NOCO Energy Corporation is a family-owned and operated corporation based in Tonawanda, New York (a suburb of Buffalo). The company specializes in gasoline, commercial fuels, industrial lubricants, bio-products, home energy fuel, and heating and cooling systems.

Until 2019, NOCO operated 39 gas stations in Western New York, under the NOCO Express banner. They exited out of the convenience store business and sold 33 of them to Marathon Petroleum Corp. under the Speedway (store) banner. The other 6 were leased to private owners under their own banners.

==History==
The company was founded in 1933 by Reginald B. Newman; it was incorporated as R.B. Newman Fuel Company on January 12, 1948. Donald F. Newman and Reginald B. Newman II, his sons, joined the company in 1954 and 1960, respectively. With the sons there, the company acquired a new terminal facility and expanded the product lines. The company's first gas station was opened in 1964.
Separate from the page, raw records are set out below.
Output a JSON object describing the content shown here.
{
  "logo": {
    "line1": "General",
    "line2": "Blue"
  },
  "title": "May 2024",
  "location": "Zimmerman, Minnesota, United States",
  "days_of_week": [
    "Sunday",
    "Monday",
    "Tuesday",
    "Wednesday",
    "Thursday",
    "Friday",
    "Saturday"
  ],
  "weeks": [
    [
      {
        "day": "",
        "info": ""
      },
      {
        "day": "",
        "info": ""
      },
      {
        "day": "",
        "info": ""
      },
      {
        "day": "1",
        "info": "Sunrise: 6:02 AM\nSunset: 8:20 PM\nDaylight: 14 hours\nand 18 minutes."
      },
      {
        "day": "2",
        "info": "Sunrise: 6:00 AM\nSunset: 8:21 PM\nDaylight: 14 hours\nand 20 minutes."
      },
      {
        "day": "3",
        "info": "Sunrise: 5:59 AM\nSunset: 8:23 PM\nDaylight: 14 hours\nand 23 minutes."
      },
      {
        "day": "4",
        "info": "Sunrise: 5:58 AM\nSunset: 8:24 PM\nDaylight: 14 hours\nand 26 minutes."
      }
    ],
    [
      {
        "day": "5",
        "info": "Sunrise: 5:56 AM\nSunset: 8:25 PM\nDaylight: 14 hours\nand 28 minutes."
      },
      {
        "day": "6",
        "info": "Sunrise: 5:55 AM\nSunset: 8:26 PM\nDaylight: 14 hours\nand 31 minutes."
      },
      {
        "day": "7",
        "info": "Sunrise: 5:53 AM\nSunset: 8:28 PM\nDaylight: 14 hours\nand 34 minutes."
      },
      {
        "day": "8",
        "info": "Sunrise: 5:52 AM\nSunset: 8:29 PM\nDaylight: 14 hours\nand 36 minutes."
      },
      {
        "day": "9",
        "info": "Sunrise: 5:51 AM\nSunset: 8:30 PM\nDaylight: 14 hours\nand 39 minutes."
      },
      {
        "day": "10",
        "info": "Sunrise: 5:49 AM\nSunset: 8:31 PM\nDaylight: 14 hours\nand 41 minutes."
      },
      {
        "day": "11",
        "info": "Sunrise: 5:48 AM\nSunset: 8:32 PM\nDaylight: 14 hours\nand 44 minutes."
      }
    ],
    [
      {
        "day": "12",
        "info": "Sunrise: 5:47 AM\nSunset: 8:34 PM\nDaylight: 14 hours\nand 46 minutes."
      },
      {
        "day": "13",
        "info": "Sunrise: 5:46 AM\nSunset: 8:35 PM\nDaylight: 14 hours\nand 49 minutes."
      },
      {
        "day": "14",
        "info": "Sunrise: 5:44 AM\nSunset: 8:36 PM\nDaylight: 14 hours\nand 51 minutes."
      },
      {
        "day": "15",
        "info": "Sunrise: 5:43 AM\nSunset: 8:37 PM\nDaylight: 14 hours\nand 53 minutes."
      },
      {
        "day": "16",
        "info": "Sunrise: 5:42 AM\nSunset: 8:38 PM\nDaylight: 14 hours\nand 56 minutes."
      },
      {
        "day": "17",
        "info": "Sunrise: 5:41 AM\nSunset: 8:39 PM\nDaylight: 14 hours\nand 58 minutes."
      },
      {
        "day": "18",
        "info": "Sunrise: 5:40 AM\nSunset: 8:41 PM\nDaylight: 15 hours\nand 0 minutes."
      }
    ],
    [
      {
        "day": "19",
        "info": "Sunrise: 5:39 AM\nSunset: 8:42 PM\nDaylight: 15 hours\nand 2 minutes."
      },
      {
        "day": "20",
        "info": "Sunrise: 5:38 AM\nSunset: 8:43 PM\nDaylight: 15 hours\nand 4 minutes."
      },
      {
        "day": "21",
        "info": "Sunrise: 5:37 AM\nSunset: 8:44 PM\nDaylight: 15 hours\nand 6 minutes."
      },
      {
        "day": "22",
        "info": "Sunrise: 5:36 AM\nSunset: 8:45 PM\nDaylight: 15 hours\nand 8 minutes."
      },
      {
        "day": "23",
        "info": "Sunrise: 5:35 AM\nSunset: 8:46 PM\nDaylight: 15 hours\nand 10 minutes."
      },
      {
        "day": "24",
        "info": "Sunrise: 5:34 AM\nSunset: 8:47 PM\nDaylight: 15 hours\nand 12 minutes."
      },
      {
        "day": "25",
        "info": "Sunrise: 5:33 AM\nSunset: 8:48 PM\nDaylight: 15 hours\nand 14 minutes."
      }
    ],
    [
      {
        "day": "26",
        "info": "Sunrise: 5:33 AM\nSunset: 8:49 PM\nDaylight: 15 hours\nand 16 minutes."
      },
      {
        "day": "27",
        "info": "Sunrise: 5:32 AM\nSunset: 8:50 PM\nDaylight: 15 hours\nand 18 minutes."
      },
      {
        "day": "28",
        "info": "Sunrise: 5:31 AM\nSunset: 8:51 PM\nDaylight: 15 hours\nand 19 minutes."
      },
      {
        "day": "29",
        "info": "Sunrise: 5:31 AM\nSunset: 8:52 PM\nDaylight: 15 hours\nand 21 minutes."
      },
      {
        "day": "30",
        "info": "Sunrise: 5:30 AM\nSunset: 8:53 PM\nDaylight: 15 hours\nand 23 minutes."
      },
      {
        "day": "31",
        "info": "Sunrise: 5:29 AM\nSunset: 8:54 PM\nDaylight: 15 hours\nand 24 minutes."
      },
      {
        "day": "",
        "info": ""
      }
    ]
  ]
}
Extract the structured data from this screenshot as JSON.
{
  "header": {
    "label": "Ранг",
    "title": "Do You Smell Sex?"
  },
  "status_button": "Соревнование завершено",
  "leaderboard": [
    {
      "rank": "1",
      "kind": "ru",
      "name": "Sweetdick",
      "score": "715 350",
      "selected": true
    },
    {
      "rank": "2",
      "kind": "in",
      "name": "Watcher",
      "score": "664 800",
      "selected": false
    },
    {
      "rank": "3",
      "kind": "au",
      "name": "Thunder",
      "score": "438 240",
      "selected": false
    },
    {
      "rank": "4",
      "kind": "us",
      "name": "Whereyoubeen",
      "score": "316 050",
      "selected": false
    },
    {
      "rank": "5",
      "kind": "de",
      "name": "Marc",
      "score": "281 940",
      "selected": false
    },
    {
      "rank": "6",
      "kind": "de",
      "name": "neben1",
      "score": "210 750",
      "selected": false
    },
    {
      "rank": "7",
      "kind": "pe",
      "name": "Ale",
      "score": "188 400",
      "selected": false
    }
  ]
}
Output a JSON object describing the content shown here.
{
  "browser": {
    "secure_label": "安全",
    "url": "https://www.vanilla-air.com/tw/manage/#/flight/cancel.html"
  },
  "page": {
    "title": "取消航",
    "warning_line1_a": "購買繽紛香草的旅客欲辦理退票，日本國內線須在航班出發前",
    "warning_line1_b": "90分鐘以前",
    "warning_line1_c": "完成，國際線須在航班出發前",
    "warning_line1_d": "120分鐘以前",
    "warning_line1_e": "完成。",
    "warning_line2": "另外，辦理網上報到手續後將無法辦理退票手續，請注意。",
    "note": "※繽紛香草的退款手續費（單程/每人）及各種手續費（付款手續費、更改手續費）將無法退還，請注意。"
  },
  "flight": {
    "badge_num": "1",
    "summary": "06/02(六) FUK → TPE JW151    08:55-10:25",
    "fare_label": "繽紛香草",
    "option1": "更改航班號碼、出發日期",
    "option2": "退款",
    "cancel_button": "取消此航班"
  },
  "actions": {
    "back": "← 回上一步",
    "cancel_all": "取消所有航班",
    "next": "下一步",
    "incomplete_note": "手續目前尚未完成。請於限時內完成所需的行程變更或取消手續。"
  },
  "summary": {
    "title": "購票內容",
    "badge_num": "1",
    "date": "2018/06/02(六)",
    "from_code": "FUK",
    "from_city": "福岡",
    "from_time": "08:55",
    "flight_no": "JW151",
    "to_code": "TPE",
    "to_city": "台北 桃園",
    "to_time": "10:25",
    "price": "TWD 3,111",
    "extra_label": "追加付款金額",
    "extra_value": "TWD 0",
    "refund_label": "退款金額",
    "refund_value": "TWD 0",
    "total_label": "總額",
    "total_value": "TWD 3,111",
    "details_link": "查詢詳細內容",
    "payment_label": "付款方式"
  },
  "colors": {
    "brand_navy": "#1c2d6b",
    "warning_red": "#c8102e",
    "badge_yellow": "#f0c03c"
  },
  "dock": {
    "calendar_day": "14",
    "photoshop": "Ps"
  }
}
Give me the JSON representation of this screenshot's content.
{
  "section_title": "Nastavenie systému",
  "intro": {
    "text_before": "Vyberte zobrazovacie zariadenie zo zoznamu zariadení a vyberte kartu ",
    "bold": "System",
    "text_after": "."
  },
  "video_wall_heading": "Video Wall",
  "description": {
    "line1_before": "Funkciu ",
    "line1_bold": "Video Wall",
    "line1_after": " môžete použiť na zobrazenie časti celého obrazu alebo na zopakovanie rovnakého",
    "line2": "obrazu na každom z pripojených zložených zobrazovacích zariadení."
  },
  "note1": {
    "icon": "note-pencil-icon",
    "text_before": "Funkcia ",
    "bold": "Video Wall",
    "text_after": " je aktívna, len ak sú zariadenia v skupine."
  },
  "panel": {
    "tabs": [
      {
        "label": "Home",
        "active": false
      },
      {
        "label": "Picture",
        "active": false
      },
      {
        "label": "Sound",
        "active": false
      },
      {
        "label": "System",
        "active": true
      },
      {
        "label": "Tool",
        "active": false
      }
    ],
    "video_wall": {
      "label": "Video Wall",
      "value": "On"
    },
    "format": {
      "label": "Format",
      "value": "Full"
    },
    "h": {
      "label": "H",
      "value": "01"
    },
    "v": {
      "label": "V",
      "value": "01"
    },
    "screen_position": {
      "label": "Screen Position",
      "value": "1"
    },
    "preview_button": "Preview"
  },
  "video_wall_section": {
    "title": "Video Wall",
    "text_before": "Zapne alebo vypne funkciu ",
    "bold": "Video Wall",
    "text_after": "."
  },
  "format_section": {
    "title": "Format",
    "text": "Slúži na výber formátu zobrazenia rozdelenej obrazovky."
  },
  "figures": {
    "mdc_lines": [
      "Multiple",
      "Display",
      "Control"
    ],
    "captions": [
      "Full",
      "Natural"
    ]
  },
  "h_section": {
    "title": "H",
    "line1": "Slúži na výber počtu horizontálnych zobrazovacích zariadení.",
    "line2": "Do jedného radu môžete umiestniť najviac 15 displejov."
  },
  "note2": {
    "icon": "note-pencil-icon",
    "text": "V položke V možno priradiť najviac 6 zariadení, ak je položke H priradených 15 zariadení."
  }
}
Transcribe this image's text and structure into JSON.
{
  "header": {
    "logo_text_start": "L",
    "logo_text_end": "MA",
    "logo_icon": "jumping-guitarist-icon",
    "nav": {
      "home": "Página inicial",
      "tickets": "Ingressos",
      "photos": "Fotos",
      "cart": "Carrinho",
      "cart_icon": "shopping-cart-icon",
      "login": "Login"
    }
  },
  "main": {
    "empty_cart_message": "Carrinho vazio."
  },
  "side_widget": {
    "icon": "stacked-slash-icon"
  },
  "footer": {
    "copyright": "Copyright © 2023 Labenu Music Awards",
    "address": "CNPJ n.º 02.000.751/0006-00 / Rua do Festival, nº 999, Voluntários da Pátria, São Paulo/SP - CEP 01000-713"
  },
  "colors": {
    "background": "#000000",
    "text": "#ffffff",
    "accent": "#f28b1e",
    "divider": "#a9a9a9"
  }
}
===NOCO Energy Corporation opens first stores in the City of Buffalo===
In March 2014; NOCO bought out a privately owned gas station at Elmwood and Forest. In July, NOCO announced its takeover of another privately owned gas station on Lexington and Elmwood, as well as the Tim Hortons at that location. These being the first two NOCO owned stores in the city proper, NOCO is expected to take over more privately owned gas stations if these two locations do well.